In the past many medical treatments were open to competition, but not all of them cured patients. For that reason, new pharmaceuticals need to demonstrate efficacy; they need to fulfil their purpose.
We believe finance has four critical elements.
The first is simply (i) to keep our money safe. That was why the first banks were established. The second is (ii) to facilitate transactions. Because once your gold is in the bank vault, you don’t need to take it out in order to buy goods from someone who also has an account at the bank. You simply ask that gold be transferred from your account to theirs. Or you can just give them a bank-note, which promises to pay the bearer a certain sum on demand.
The third is to allow (iii) a sharing of risk. That is what insurance companies do. It is what a good fund manager will do when they ensure that they don’t put all of a saver’s money in one basket.
The fourth, and most critical function is (iv) intermediation; that is taking money from point A, were it is, to point B where it is needed.

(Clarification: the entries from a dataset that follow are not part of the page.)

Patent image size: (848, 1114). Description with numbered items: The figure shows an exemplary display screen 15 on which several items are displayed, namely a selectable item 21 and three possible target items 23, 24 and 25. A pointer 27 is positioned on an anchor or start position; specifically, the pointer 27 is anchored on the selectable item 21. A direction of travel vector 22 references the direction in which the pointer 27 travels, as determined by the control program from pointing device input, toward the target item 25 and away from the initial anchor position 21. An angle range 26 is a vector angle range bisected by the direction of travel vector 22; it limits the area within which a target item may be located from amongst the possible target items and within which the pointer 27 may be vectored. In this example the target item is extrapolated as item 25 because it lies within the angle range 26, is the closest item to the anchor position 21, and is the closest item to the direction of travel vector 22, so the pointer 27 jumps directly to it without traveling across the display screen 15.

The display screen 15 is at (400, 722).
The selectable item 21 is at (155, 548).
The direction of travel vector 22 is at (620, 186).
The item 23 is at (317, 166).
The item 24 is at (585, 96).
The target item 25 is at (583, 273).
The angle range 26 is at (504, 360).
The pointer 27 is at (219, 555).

These functions are profoundly important. The history of finance demonstrates that early financial pioneers often saw themselves as social reformers. Henry Duncan in Scotland who opened one of the first savings banks, or Friedrich Raiffeisen in Germany who created the first agricultural credit union, saw their activities as having social purpose, in much the same way as Nobel Peace prize winner Mohamed Yunus does today in Bangladesh. Their activities are critical to the improvement of the lives of poor people, and critical to creating inclusive growth.

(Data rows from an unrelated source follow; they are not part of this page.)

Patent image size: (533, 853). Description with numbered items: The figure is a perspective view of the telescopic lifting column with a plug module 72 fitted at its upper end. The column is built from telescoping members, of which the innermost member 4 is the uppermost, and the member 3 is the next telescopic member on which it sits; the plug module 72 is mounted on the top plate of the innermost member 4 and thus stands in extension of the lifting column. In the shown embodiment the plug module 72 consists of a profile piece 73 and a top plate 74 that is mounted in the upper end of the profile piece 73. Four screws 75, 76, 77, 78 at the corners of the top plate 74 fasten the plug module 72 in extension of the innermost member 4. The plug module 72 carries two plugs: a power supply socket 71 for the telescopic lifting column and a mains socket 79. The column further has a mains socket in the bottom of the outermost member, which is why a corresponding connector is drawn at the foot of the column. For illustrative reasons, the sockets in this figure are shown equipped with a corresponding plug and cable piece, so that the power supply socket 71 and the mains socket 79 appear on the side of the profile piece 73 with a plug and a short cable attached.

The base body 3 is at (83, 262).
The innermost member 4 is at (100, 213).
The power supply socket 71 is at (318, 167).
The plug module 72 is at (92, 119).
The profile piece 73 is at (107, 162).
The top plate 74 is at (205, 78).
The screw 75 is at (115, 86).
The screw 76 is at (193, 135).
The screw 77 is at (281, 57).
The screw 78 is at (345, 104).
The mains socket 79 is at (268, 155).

So if these are the four functions of the finance, how well are they executed by today’s industry?
The truth is: we don’t know. We do know that over the past 70 years, the finance industry has grown enormously. But remarkably without the sort of productivity savings that we would expect as an industry matures. Thomas Philippon’s study in the USA, and Guillaume Bazot’s work, commissioned for “The Purpose of Finance” project, looks at Europe. Both show there has been no improvement in the cost of intermediation over 70 years. Unlike almost every other industry, the finance industry is no better at fulfilling its purpose today, than it was in 1950.
This then raises two questions.
First how is is possible for this to happen? In the boxed example, we summarise a study commissioned by the Purpose of Finance project, investigating asset management, which illustrates how that industry may be doing costly things which are nor purposeful, while failing to do things which are.
But the second question, and the one which is central to our work is to ask how we can create a finance industry which better fulfils its purpose.
That must begin with a debate about what a purposeful industry would look like. That is not simply a question for experts. It is one for all of us, and particularly for those who seek to guide public policy. The debate must begin, we believe by defining the hallmarks of a successful, inclusive, financial system, and then measuring whether or not we are realising that goal. In the UK, we are now bringing together the finance industry, politicians and policymakers for precisely this debate. WE know that we will not agree on everything. But unless we find the overlapping consensus and regulate to deliver these outcomes, we will consign a critical section of our economy to ever greater costs, lose the progress towards a more inclusive economy that we need, and profoundly damage our ability to mobilise investment towards creating the jobs of the future. The jobs that could reconnect the people we serve to a fair share of the prosperity our economics are capable of delivering.